Il pleuvait fort sur la vitre de la terrasse quand Stéphanie lui raconta ce qui s’était passé : elle avait appelé à l’aide un appariteur apparu soudainement qui avait appelé les pompiers qui avaient appelé le Samu parce que ce n’était pas de leur ressort territorial qui avait appelé chez lui. Il n’y avait personne évidemment puisque le seul locataire de l’appartement était allongé sur le sol. Alors, Stéphanie, qui n’était pas le genre de personne à se démonter ou à se laisser impressionner ou même à se laisser dépasser par les contingences, regarda dans les poches du gisant s’il y avait une adresse. 25, rue de la Grange-aux-Loups, était indiqué sur une carte d’identité trouvée dans la poche arrière du pantalon de velours à grosses côtes marron. C’était un indice. On peut même dire qu’il y avait de fortes présomptions pour que la victime de la syncope allongée devant elle habitât à cette adresse.
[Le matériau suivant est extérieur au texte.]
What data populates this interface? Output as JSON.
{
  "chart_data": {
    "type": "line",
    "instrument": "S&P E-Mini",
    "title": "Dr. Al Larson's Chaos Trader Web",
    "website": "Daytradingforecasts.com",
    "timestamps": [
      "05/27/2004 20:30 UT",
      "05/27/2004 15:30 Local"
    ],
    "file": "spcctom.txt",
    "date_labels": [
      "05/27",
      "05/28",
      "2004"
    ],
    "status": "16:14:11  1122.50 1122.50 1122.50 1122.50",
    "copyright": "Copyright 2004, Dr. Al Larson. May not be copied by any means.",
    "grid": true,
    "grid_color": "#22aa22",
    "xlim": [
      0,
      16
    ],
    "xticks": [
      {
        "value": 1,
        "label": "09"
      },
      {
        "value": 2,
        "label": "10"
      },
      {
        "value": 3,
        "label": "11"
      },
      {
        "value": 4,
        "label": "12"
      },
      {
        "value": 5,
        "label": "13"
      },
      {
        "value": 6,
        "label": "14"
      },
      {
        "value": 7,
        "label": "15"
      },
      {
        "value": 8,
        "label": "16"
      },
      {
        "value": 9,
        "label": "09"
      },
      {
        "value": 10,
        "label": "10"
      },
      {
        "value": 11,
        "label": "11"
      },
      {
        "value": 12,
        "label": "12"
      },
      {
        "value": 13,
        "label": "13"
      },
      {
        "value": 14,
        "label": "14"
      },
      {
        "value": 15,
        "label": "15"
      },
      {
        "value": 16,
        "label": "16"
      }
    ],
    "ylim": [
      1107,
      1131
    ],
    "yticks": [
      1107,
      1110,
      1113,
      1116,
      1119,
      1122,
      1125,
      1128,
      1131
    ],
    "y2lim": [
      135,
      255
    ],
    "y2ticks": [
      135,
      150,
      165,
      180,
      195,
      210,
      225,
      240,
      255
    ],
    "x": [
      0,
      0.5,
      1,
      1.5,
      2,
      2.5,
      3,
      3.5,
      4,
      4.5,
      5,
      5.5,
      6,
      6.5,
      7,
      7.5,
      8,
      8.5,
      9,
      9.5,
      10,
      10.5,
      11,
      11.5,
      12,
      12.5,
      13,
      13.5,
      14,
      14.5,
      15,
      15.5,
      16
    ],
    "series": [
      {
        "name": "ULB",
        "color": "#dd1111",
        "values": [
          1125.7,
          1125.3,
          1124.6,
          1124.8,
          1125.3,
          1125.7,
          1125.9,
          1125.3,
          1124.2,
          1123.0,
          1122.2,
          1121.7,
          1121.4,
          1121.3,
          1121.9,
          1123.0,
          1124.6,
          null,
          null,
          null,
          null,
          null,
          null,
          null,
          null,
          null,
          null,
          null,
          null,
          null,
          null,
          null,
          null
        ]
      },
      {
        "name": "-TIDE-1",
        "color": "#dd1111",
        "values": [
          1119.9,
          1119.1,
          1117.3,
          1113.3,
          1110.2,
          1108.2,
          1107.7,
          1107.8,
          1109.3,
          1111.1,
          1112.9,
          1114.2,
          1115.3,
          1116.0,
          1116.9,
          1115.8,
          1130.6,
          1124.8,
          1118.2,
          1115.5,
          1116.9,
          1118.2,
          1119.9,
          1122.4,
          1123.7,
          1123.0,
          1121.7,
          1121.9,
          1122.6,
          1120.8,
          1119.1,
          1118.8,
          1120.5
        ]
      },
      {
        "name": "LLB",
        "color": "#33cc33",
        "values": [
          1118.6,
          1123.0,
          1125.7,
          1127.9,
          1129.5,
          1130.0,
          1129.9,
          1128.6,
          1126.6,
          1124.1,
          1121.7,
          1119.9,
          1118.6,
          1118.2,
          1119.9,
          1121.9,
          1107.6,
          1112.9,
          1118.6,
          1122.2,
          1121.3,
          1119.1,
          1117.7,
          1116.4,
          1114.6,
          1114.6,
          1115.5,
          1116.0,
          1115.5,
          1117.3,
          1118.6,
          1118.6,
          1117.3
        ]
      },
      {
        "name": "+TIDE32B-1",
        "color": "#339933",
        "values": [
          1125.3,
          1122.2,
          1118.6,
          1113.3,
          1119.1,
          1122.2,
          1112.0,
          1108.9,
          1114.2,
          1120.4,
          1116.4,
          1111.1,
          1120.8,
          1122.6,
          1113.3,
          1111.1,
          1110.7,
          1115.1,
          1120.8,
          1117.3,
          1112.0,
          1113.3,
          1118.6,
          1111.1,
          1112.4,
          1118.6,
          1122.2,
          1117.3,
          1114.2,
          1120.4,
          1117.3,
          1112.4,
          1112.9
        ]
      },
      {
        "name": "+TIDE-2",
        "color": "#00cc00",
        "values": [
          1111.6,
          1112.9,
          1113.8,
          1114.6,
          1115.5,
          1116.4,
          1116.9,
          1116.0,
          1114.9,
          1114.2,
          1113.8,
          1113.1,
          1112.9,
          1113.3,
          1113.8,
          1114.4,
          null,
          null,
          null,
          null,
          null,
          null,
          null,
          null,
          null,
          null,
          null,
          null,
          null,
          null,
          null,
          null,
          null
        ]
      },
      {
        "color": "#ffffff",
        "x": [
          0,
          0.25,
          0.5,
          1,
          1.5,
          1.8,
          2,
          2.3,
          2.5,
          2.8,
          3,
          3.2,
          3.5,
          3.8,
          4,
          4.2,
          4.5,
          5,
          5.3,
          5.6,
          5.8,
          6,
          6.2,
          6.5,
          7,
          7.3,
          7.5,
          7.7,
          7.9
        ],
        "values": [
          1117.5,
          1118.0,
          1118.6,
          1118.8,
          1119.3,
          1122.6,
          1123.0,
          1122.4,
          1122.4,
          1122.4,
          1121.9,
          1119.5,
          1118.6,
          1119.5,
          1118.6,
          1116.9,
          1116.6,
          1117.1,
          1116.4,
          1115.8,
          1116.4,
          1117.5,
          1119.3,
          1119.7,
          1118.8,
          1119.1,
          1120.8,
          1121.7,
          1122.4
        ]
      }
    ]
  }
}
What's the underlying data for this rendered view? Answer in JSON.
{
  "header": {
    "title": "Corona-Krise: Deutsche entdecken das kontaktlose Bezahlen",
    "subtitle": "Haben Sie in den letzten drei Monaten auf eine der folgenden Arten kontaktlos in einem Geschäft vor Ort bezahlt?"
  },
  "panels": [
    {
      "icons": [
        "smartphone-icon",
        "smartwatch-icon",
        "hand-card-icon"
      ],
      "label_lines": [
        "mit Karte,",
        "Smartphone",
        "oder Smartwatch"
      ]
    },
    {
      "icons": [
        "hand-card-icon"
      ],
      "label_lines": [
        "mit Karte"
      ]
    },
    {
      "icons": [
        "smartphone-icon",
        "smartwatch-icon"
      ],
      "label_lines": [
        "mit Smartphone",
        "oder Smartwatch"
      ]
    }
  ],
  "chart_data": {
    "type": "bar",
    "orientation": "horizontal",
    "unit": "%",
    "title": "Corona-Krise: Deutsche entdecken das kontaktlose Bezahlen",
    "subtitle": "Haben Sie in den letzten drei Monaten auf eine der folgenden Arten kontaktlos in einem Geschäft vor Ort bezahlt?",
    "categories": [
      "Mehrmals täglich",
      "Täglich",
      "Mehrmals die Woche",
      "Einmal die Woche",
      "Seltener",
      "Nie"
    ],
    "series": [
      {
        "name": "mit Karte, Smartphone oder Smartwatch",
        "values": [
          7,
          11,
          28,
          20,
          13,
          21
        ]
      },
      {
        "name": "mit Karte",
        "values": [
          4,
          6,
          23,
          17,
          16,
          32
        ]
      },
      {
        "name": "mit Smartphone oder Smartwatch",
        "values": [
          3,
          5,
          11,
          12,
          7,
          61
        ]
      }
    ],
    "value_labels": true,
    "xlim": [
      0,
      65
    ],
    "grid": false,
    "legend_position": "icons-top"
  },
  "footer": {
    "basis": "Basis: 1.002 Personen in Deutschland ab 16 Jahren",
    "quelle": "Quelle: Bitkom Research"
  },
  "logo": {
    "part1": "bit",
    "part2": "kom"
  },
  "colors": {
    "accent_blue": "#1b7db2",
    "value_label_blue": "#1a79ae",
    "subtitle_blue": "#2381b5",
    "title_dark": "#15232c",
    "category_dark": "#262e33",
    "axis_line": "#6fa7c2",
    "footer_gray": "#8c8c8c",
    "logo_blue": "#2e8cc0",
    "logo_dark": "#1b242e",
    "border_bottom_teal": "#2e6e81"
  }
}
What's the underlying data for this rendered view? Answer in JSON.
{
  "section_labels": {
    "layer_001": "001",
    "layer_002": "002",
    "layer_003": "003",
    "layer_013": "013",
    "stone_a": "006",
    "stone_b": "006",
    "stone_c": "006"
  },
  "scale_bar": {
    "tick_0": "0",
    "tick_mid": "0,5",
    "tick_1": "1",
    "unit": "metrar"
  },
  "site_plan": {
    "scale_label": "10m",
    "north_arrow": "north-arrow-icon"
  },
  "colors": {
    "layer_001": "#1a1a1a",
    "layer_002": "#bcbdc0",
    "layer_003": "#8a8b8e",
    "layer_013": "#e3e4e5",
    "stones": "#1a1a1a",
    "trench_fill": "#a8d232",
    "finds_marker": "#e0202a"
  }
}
C’est ainsi que, de fil en aiguille, on lui recousit dans l’ambulance, à gros points à cause des secousses, l’arcade sourcilière droite qui n’avait pas résisté au choc frontal avant de le raccompagner chez lui, penaud, dans ses pénates. Depuis le retour du mouchoir à son propriétaire, suivi d’une grande discussion sur leurs goûts respectifs, Stéphanie avait pris un chocolat et Alain un café, pendant que la pluie frappait au carreau de la terrasse, suivie d’une longue promenade sous un unique parapluie, suivie d’une nuit de découvertes réciproques, ils ne s’étaient plus quittés. Sauf qu’à un moment, leur chemin estudiantin respectif avait divergé quand la jeune fille s’était rendu compte qu’elle préférait les petits calculs à la grande Histoire. Elle choisit une école de Commerce plus en rapport avec sa conception du monde. Elle était résolument tournée vers le futur. L’avenir, par définition, n’était pas la préoccupation première des étudiants en Histoire.